A bereaved couple are hoping to raise £20,000 for St Helier Hospital in honour of their stillborn daughter.

Hollie Perry and her partner Scott, from Carshalton, tragically lost their baby daughter, Hope, on the 6th August 2016 at 23 weeks.

The money would fund a refurbished bereavement suite at the hospital which will allow bereaved parents to spend valuable time with their babies.

Hollie said: “A lot of people think, why?
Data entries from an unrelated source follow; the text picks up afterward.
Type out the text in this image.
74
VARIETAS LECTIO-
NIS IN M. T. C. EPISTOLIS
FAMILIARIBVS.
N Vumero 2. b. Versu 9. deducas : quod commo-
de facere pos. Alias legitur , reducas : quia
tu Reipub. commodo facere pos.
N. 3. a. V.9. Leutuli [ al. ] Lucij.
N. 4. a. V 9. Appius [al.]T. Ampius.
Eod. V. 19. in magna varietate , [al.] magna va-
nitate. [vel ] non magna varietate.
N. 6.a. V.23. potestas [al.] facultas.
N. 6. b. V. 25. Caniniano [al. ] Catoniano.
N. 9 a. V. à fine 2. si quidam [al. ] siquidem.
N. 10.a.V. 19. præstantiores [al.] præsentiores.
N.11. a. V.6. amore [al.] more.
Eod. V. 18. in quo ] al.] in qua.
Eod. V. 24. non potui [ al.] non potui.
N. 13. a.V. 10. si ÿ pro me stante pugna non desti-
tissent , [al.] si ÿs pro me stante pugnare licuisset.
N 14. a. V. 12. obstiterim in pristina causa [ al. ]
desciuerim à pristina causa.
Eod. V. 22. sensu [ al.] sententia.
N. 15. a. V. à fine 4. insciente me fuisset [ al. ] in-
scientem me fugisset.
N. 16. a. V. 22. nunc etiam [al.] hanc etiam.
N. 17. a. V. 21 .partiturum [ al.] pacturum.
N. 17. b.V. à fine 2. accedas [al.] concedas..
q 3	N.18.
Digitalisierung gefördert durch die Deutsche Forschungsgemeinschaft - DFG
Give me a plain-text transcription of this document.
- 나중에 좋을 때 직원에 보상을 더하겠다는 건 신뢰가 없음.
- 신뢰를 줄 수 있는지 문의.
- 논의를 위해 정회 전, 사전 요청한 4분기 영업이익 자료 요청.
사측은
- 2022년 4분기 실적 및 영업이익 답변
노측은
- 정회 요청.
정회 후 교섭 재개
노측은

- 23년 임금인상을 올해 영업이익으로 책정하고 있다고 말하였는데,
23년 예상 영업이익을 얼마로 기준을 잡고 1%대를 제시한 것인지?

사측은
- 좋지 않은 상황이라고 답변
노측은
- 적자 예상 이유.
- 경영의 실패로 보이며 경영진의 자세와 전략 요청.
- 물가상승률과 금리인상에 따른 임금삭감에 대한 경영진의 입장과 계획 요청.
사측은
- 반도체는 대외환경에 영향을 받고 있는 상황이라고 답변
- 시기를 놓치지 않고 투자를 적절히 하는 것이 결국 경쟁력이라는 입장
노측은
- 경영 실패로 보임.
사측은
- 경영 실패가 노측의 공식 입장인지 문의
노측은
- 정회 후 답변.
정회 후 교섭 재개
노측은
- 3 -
Why do you need a bereavement room?

“Imagine only being given a certain amount of time with a loved one, you wouldn’t really picture it in a hospital, so it just makes it a little bit easier, a bit softer, for the family.

“You only have that memory to look back on, you want less of a clinical environment, a more homely environment.”

In the bereavement room at St Helier Hospital, Hollie and Scott spent a night and a day with Hope, dressing her and taking ink prints of her hands and feet.

However, the room could do with soundproofing and more comfortable facilities – such as a bed for the dad – and Hollie and Scott wish to help other parents going through similar loss.

They are also raising awareness around baby loss which is a surprisingly common tragedy, with around one in 200 babies stillborn in the UK.

Hollie says: “There needs to be awareness but you don’t want it to be forced; I don’t want to stress out pregnant women.”

Hollie has spoken out in support of a charity called Count the Kicks which she believes is “literally saving lives” by making expectant mothers more conscious of their baby’s normal movements so they learn to tell when something is not right.

Because of the stigma and silence surrounding baby loss, Hollie found people were unintentionally insensitive when she was grieving, saying things such as “at least you know you can get pregnant.”

She adds: “If we spoke about it openly more people would know; If no-one talks about it you feel like no-one cares but they don’t know what to say.”

Talking of her own experience of heartache, Hollie said: “Of course you’re going to grieve and feel sad, but if you completely stop you end up spiralling down worse.”

If a couple decide to have another baby after a loss it’s known by midwives as a rainbow baby, because of the rainbow that comes after the storm.

Baby loss awareness week runs from the 9-15 October 2017, and you can donate to Hollie and Scott’s cause on Just Giving.